The farmer is right. Not about the origin, and his description is pretty far off, but the terror of the sky is a monstrous creature. A giant bird from another world, able to radiate an invisible barrier than keeps it from showing up on radar and protects it from being harmed by Earthly weapons.

This is a fun, fast-paced movie, best known for the mockable design of the creature. The alien bird does look very goofy, but it's awesome, its silly looks just adding to the fun.


LURED (1947)

A serial killer is terrorizing London, luring unsuspecting young women into his murderous clutches through newspaper personal ads, teasing the police by sending them poems with clues about the type of girl that will be his next target.

After one of Sandra Carpenter's friends is killed, she agrees to help the police by acting as bait for the killer, responding to every suspicious-sounding personal ad possible.

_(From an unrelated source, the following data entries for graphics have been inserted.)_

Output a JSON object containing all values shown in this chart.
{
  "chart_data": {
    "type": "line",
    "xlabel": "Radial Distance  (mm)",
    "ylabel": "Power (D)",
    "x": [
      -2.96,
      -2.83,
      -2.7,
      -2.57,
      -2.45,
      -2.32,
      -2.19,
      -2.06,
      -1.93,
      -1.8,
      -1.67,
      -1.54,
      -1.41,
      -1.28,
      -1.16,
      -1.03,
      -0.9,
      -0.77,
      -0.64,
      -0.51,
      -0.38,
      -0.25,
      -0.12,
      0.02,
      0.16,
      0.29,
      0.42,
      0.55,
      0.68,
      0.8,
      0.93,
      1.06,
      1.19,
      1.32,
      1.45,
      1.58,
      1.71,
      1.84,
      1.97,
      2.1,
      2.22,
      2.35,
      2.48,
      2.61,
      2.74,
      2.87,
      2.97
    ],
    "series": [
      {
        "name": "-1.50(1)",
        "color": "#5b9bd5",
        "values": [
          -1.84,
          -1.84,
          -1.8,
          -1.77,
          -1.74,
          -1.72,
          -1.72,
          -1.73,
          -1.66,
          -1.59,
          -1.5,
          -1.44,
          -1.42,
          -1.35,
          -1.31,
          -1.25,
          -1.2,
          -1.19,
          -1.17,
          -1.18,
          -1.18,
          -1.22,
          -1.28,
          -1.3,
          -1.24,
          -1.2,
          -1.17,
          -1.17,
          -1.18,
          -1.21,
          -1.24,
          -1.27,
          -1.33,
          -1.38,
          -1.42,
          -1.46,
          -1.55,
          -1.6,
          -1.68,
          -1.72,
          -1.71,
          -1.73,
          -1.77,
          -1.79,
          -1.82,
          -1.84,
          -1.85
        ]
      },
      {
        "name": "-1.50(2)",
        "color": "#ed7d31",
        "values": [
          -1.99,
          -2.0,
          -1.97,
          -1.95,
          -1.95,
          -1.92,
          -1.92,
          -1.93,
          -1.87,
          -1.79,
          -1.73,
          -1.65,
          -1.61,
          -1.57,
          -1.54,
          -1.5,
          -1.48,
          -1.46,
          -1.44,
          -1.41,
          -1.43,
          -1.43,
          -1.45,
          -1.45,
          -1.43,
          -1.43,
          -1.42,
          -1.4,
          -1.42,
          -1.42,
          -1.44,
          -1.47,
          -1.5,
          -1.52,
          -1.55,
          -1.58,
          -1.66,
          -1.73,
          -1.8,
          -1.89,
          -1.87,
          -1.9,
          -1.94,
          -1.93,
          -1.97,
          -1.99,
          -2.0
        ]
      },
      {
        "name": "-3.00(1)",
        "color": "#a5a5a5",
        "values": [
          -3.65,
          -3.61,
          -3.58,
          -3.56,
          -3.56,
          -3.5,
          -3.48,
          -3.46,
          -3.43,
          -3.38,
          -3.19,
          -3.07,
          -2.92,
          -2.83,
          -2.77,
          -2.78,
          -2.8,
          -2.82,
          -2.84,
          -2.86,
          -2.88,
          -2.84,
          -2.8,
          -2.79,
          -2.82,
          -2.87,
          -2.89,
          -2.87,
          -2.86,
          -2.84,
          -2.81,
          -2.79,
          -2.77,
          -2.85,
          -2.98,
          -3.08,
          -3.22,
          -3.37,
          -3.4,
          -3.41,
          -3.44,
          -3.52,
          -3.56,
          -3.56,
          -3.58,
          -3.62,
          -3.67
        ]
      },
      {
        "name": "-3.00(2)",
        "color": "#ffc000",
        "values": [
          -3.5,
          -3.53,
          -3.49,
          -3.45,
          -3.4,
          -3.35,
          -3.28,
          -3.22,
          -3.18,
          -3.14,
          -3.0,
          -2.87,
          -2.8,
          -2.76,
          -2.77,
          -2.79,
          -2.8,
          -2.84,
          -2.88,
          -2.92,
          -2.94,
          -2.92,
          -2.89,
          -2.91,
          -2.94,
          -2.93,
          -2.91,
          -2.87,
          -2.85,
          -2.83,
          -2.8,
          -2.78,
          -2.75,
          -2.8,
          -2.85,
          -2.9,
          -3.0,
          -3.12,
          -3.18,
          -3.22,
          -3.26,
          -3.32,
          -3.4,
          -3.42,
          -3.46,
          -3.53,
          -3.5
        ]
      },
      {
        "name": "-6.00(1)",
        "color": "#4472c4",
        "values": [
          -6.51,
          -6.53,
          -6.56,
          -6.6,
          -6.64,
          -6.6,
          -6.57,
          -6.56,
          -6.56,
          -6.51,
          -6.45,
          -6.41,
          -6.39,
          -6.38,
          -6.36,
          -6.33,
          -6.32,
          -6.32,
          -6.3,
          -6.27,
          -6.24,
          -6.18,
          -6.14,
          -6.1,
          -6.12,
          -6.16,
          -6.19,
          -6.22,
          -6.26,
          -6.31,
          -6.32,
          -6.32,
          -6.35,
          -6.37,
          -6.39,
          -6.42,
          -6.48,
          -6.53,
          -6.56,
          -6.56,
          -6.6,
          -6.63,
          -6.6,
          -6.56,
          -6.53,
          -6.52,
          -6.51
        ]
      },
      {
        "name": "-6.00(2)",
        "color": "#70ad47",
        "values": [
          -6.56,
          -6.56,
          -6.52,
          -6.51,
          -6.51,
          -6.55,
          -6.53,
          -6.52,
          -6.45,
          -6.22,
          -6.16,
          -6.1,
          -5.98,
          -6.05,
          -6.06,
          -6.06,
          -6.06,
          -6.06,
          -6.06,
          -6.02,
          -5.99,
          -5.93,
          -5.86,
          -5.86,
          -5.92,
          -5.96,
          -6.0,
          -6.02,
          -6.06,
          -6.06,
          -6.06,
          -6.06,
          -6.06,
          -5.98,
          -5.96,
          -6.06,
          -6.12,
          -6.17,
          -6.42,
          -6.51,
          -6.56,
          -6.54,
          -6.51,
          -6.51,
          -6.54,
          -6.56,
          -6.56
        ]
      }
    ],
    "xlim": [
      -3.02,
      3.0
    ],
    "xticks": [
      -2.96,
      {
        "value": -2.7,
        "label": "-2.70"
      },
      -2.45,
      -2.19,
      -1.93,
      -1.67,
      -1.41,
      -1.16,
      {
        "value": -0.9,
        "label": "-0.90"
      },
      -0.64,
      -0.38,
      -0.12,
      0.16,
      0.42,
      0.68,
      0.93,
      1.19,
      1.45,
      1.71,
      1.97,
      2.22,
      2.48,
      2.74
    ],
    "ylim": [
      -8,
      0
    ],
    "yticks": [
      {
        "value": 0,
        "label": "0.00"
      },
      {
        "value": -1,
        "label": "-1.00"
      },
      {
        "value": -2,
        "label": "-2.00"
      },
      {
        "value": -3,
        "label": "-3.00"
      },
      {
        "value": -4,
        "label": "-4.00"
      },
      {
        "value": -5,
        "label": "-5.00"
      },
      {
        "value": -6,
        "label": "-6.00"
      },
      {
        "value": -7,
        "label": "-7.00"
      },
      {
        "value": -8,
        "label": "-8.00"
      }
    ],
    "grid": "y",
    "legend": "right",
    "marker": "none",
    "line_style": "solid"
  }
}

After some odd experiences, this tactic does eventually, of course, bring Sandra within striking distance of the killer.

What makes this film, directed by Douglas Sirk, especially interesting is the fact that Sandra is played by Lucille Ball, well into her career but years before she was so famously "Love"d on television. She makes for a tough, smart, entertaining heroine.

One of the characters Sandra encounters through a personal ad is a very odd artist played by Boris Karloff, who wants her to model a dress he designed. Things get out of hand and we're treated to the sight of Boris Karloff threatening Lucille Ball with a sword.